The loan-officer asked me about several finance options, every one of them for two, three, or four years, with exhorbitant monthly payments and interest rates.

I told him no to all of them, those payments and rates were ridiculous, and that I wasn't going to get screwed on the other end since the sales-manager tried to screw me from the get-go.

He balked. This dealership is used to people not asking questions, older gentlemen with money to burn dropping down a checkbook, and driving away without hesitance, and for the common man they were used to persuading people into high-finance deals.

They do afterall get extra money for directing the loan to certain banks.

After I insisted he called my Credit Union, and he complied, I got the Jeep financed for five and a half years, at a reasonable interest rate.

As I was signing documents for financing, one was explained to me, that made me stop and ask questions.

The loan-officer explained to me that this document stated I was not taking part in their "Free Gas For One Year" deal, which they had been caught by the Government in jacking the prices up an extra $3,000 on top of the price from their sales prices.

I was astounded that they would try something so criminal, and then got caught in the act.

Bottom line, to end this story with a bang, I ended up giving them my truck for a trade-in value of $1,800, I still owed $1,200, so I got $600 credited to my deal, and in the very end, I got the 1999 Jeep Wrangler for $15,888.00, plus interest of course.

[edit on 26-5-2009 by SpartanKingLeonidas]

posted on May, 26 2009 @ 03:04 PM
reply to post by elevatedone

I know it’s frustrating! They’re not happy just screwing you, they need to rape you before they deal. I was set to buy two vehicles the other day in a transaction that was PLENTY fair for them, but they kept turning the screws on me until the deal became absurd. All the money they’ve been given on our backs and they still can’t enter into a fair deal.

posted on May, 26 2009 @ 03:39 PM
Well that made me smile Spartan suspensful till the end!
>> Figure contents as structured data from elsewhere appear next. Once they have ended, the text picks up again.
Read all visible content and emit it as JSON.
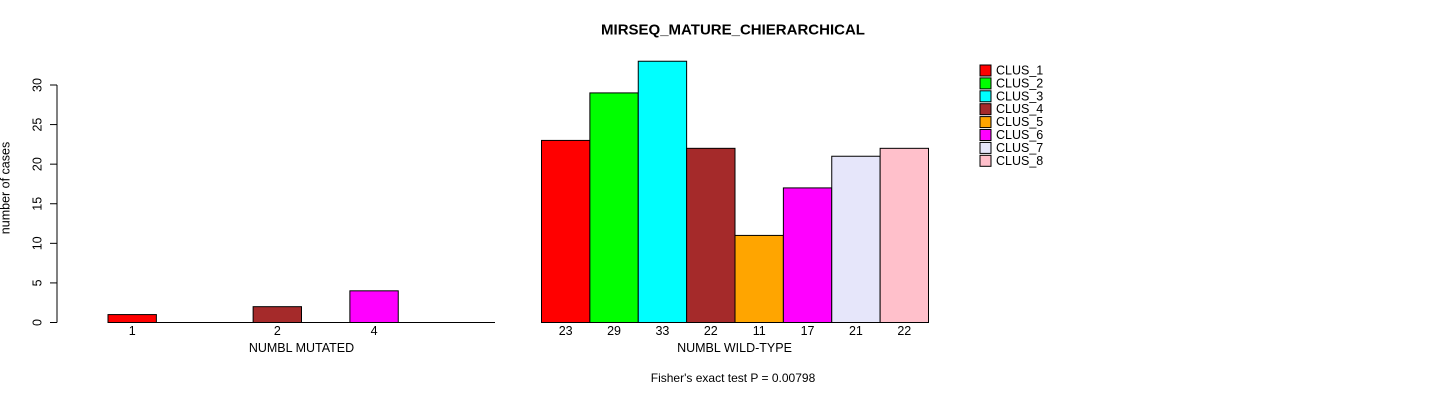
{
  "title": "MIRSEQ_MATURE_CHIERARCHICAL",
  "footer": "Fisher's exact test P = 0.00798",
  "y_axis": {
    "label": "number of cases",
    "ticks": [
      0,
      5,
      10,
      15,
      20,
      25,
      30
    ]
  },
  "legend": {
    "position": "top-right",
    "entries": [
      {
        "label": "CLUS_1",
        "color": "#FF0000"
      },
      {
        "label": "CLUS_2",
        "color": "#00FF00"
      },
      {
        "label": "CLUS_3",
        "color": "#00FFFF"
      },
      {
        "label": "CLUS_4",
        "color": "#A52A2A"
      },
      {
        "label": "CLUS_5",
        "color": "#FFA500"
      },
      {
        "label": "CLUS_6",
        "color": "#FF00FF"
      },
      {
        "label": "CLUS_7",
        "color": "#E6E6FA"
      },
      {
        "label": "CLUS_8",
        "color": "#FFC0CB"
      }
    ]
  },
  "chart_data": [
    {
      "type": "bar",
      "xlabel": "NUMBL MUTATED",
      "ylabel": "number of cases",
      "categories": [
        "CLUS_1",
        "CLUS_2",
        "CLUS_3",
        "CLUS_4",
        "CLUS_5",
        "CLUS_6",
        "CLUS_7",
        "CLUS_8"
      ],
      "values": [
        1,
        0,
        0,
        2,
        0,
        4,
        0,
        0
      ],
      "bar_labels": [
        "1",
        "",
        "",
        "2",
        "",
        "4",
        "",
        ""
      ],
      "colors": [
        "#FF0000",
        "#00FF00",
        "#00FFFF",
        "#A52A2A",
        "#FFA500",
        "#FF00FF",
        "#E6E6FA",
        "#FFC0CB"
      ],
      "ylim": [
        0,
        33
      ],
      "grid": false
    },
    {
      "type": "bar",
      "xlabel": "NUMBL WILD-TYPE",
      "ylabel": "number of cases",
      "categories": [
        "CLUS_1",
        "CLUS_2",
        "CLUS_3",
        "CLUS_4",
        "CLUS_5",
        "CLUS_6",
        "CLUS_7",
        "CLUS_8"
      ],
      "values": [
        23,
        29,
        33,
        22,
        11,
        17,
        21,
        22
      ],
      "bar_labels": [
        "23",
        "29",
        "33",
        "22",
        "11",
        "17",
        "21",
        "22"
      ],
      "colors": [
        "#FF0000",
        "#00FF00",
        "#00FFFF",
        "#A52A2A",
        "#FFA500",
        "#FF00FF",
        "#E6E6FA",
        "#FFC0CB"
      ],
      "ylim": [
        0,
        33
      ],
      "grid": false
    }
  ]
}
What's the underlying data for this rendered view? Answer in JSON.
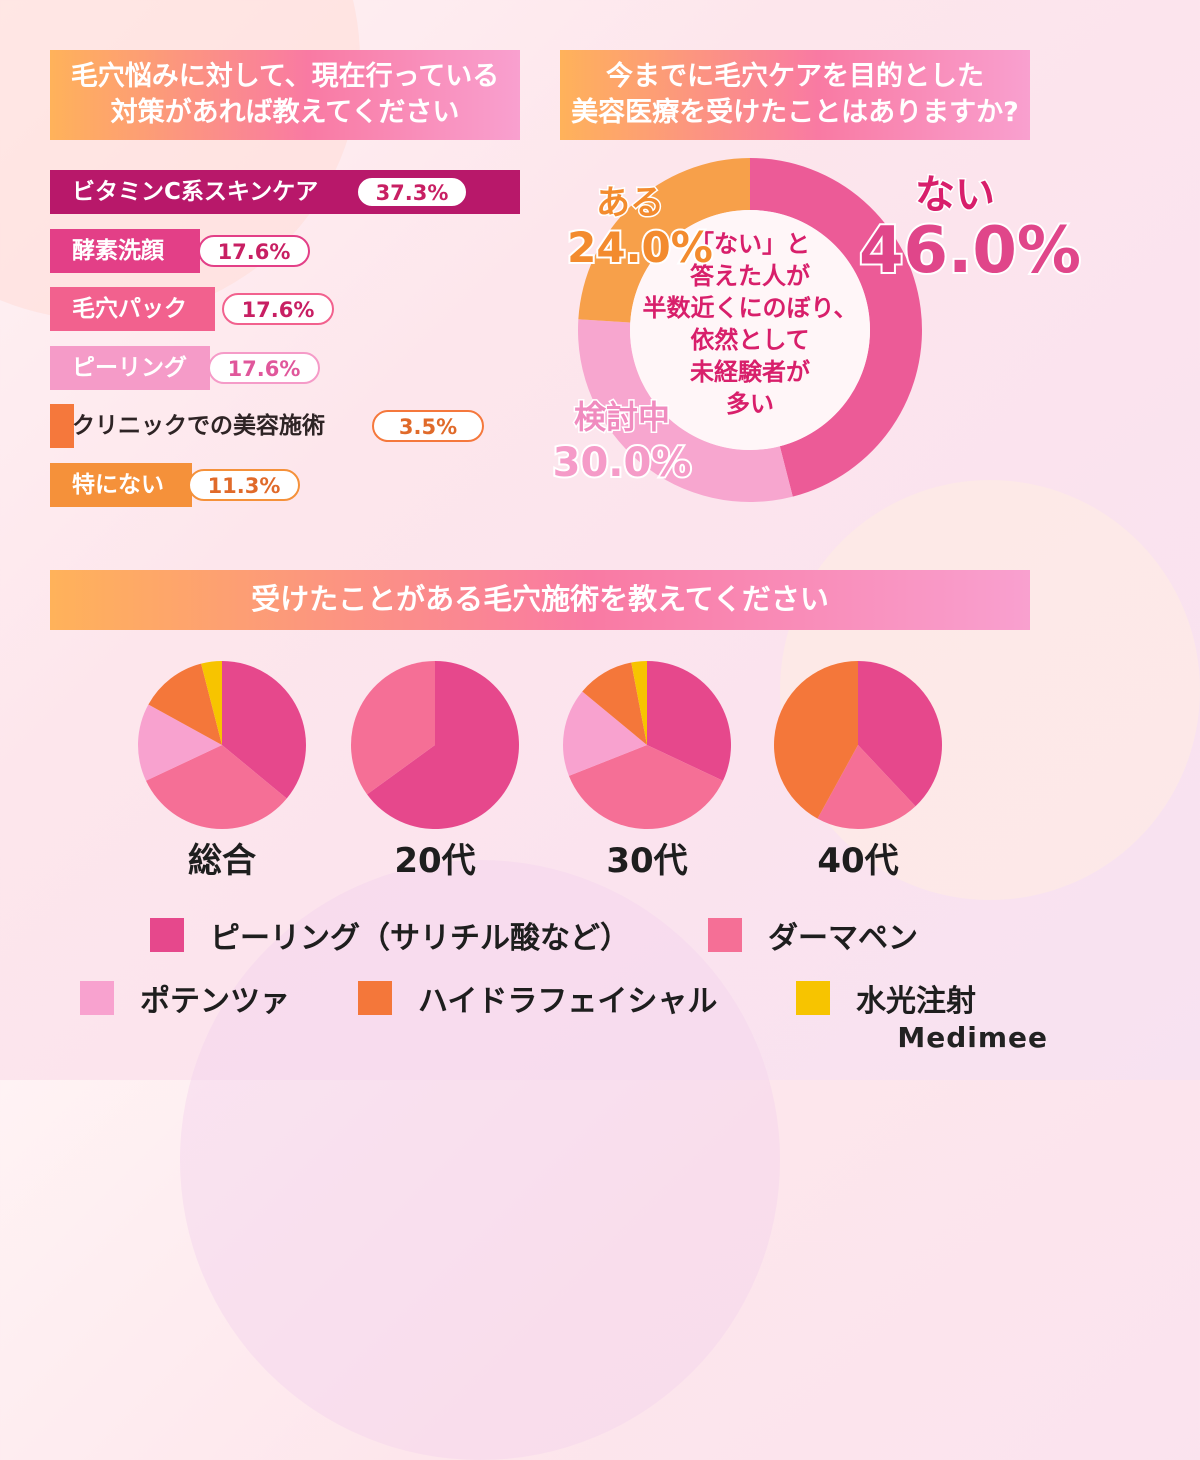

I love how in the middle there the manager asked you how much you would ask for it. I dunno I prolly wouldn't want to be in that situation at all. Maybey one of the reasons in my 27 years i have never driven a car let alone bought one. Cheers my friend amazing post! star for you

posted on May, 26 2009 @ 10:14 PM
Honestly Spartan did it perfect. Dealers are like every other business, and for a business to stay alive it needs to be profitable. Usually they can do it, but honestly if you do all of your homework, and stay strong on your price you will get the car, at a good deal. Just dont be nice to them.

Oh yeah I just got my friend a brand new Nismo 350z with 96 miles on it at 22000 dollars. Coming down from 40k. You can do it, just know what youre doing.

posted on May, 27 2009 @ 02:52 AM
reply to post by truttseeker

Well let us know how it goes when you get your reenlistment bonus and buy the GT-R, if you do. I know many people who think their angry bluffing and tough talk has got them a great deal & on their terms when in reality they’ve been ape-raped in ways they did not recognize. So, be careful. Good luck!

[edit on 27-5-2009 by sexysadie]

posted on May, 27 2009 @ 08:58 AM
I know how to talk to these guys, I've also stood up to leave, heck, I acutally once walked out of the showroom and had a sales manager "chase" me to my car, begging me to come back. I walked back to the door and told him, If you're even thinking of offering my anything less that what I last said, save your breath. I got the deal I wanted.

These guys are just trying to steal my trade, I know what it's worth, I've done the home work. They're wanting to make $4k on my car. I've searched what my car is selling for in this area, they can give me $11k trade and still make $2-3k easy.

Oh well, I'll just keep making my payments for now, I'll get out of it soon enough.

posted on May, 27 2009 @ 11:14 AM
There is a dealership in my area that had a recent promotion stating; 'You purchase a car between this date and that date(a period of about a week) and if it rains 1 inch or more on Memorial day then the car is free'

Guess rained here all day on Monday

I wonder if anyone actually ended up getting a free car?

posted on May, 27 2009 @ 11:53 AM
reply to post by Anjin

I heard about that, I believe total rainfall had to be 1" or more.